Gilbert Teave, c’est l’effervescence. Ce sont les rêves qu’on accumule avec excitation, espoir et la certitude qu’ils vont se réaliser. Dans sa vie, Gilbert en est là, au croisement où tout est encore possible. Et à 16 ans, il a le droit d’y croire parce qu’il s’en donne les moyens.

La plupart du temps, Teahupo’o sommeille, mais parfois elle gronde avant de détonner dans un bruit de canon. Ces matins-là, Gilbert est l’un des premiers à se jeter à l’eau. « Je suis un enfant de Teahupo’o. J’ai vécu à Punaauia mais je suis arrivé ici à l’âge de 10 ans parce que mes parents avaient des terrains familiaux. » C’est chez eux qu’il vit, entre les murs de la petite maison située à la fin de la route, là où la terre s’arrête pour se déverser dans l’océan Pacifique, là où les 4x4 se parquent les jours de grandes houles. « J’ai jamais grandi très loin d’un spot. Même quand je vivais à Punaauia, je surfais à Sapinus. Quand c’est énorme, ça peut faire la même taille que Teahupo’o, ça bouge pareil. » Sa première vague, Gilbert l’a prise là-bas, à l’ouest de l’île, en bodyboard. Il se souvient d’une petite vague qui cassait sur le sable. « Je voyais les autres se lever donc je me suis dit pourquoi pas essayer. Je connaissais un tonton qui vendait des planches de surf, mes parents m’ont acheté ma première planche avec lui. J’avais 6-7 ans. Je surfais des vagues au bord pour apprendre à avoir une bonne ligne. Après, on a déménagé à Teahupo’o et c’est là que j’ai commencé à surfer au large. Je suis allé au récif et je me suis lancé. »
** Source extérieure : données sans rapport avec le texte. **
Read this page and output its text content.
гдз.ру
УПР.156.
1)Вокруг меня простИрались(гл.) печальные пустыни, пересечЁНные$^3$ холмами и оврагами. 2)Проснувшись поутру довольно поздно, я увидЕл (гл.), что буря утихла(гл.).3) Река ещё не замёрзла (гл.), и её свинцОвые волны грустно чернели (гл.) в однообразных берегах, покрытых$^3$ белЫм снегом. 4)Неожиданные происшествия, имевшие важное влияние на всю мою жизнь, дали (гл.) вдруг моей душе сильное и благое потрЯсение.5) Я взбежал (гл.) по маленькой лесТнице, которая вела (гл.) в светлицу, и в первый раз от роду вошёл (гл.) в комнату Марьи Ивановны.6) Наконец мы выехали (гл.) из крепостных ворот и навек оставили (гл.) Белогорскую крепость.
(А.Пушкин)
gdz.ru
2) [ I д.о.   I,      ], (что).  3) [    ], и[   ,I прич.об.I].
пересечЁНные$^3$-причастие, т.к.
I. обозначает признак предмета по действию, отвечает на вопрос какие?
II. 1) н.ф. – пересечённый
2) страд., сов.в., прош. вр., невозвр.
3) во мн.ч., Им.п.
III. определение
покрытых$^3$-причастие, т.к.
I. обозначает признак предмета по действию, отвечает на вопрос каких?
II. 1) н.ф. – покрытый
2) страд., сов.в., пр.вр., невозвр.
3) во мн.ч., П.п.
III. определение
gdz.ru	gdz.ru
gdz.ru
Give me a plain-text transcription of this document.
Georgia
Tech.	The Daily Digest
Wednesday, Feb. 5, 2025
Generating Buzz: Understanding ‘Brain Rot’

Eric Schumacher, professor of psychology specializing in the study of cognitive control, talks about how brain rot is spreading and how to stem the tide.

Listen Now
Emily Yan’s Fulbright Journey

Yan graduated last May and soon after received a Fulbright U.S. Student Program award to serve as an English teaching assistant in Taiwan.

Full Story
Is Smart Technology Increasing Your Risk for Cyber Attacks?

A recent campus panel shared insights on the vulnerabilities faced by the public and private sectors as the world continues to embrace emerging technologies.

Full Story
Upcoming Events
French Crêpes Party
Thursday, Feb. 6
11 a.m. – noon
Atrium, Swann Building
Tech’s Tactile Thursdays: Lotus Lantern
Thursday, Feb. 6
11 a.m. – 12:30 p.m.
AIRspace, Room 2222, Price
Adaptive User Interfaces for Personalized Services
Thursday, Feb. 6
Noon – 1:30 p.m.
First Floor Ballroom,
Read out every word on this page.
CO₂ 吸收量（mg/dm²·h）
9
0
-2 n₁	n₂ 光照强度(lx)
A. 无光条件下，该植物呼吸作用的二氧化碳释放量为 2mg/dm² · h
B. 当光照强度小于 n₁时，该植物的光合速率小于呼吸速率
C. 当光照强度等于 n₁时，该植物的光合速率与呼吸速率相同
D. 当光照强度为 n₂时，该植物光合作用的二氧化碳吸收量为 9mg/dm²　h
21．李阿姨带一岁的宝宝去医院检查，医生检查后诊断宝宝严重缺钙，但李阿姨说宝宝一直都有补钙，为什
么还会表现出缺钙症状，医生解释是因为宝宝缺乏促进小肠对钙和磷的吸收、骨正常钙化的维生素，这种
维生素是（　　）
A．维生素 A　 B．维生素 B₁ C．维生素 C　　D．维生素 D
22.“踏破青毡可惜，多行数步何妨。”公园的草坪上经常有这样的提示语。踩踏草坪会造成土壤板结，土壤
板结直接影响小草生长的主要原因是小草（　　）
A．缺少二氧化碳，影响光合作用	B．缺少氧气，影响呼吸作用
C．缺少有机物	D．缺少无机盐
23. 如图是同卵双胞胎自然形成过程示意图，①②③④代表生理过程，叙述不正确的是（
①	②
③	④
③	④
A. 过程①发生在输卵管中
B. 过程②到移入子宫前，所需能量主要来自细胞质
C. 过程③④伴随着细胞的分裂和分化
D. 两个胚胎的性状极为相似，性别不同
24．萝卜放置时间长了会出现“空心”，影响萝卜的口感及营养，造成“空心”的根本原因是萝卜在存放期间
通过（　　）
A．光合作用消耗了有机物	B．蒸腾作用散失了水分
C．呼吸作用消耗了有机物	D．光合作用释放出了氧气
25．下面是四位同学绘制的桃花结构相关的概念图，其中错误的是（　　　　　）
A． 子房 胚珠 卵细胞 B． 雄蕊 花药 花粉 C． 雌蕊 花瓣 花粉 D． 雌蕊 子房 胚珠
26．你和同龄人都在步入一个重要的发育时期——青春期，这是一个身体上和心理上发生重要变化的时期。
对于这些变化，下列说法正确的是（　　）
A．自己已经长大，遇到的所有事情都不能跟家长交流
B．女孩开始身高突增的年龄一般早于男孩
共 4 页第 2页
Teahupo’o. Seuls ceux qui l’ont vue surgir ont en tête son caractère indomptable. Depuis toujours pourtant, des surfeurs comme Gilbert tentent de l’apprivoiser, avec humilité. « C’est important de toujours respecter la vague de Teahupo’o car elle est hyper dangereuse. Juste avant de prendre la vague, tout le monde rame mais rapidement, il n’y a que toi et elle. Tu ne penses à rien, seulement à réussir le take off et au ride. Quand tu te lances sur cette vague, tu ressens ce qu’on appelle en Tahitien, le Mana, la force, surtout quand la vague est grosse. J’ai conscience que tout peut s’arrêter à tout moment. Le terrible accident, c’est possible mais je reste positif, je prends du plaisir et je surfe au feeling. À chaque fois que c’est gros, je vois mes amis repousser leurs limites et ça me motive vraiment à faire pareil. »

Ses amis, ce sont ses idoles. Il évoque Matahi Drollet, le prodige, le roi sans couronne. « Je m’inspire beaucoup de lui en tant que free surfeur. Il arrive à gagner sa vie en free surf sans avoir à travailler à côté. J’aimerais un jour faire la même chose ; passer mes journées dans l’eau et surfer entre collègues. J’aimerais à la fois rester à Teahupo’o et pouvoir voyager ailleurs, à Hawaii et en France aussi. Je voudrais aller partout où il y a les plus belles vagues au monde. Je voudrais aussi pouvoir aider mes parents. » Et c’est là qu’on comprend, qu’on saisit l’origine de son abnégation. Dans l’eau comme dans la vie, Gilbert trace des trajectoires avec le sourire et, résolument, il les suit. « Une année, j’ai vendu des noix de coco à la fin de la route pour faire de l’argent. J’allais les chercher à la partie située après Teahupo’o, là où c’est mystique. Puis je me postais à la fin de la route, là où je sais que les gens achètent des cocos. Je voulais juste aller surfer à Hawaii mais ça n’a pas pu se faire. J’espère pouvoir y aller cette année. »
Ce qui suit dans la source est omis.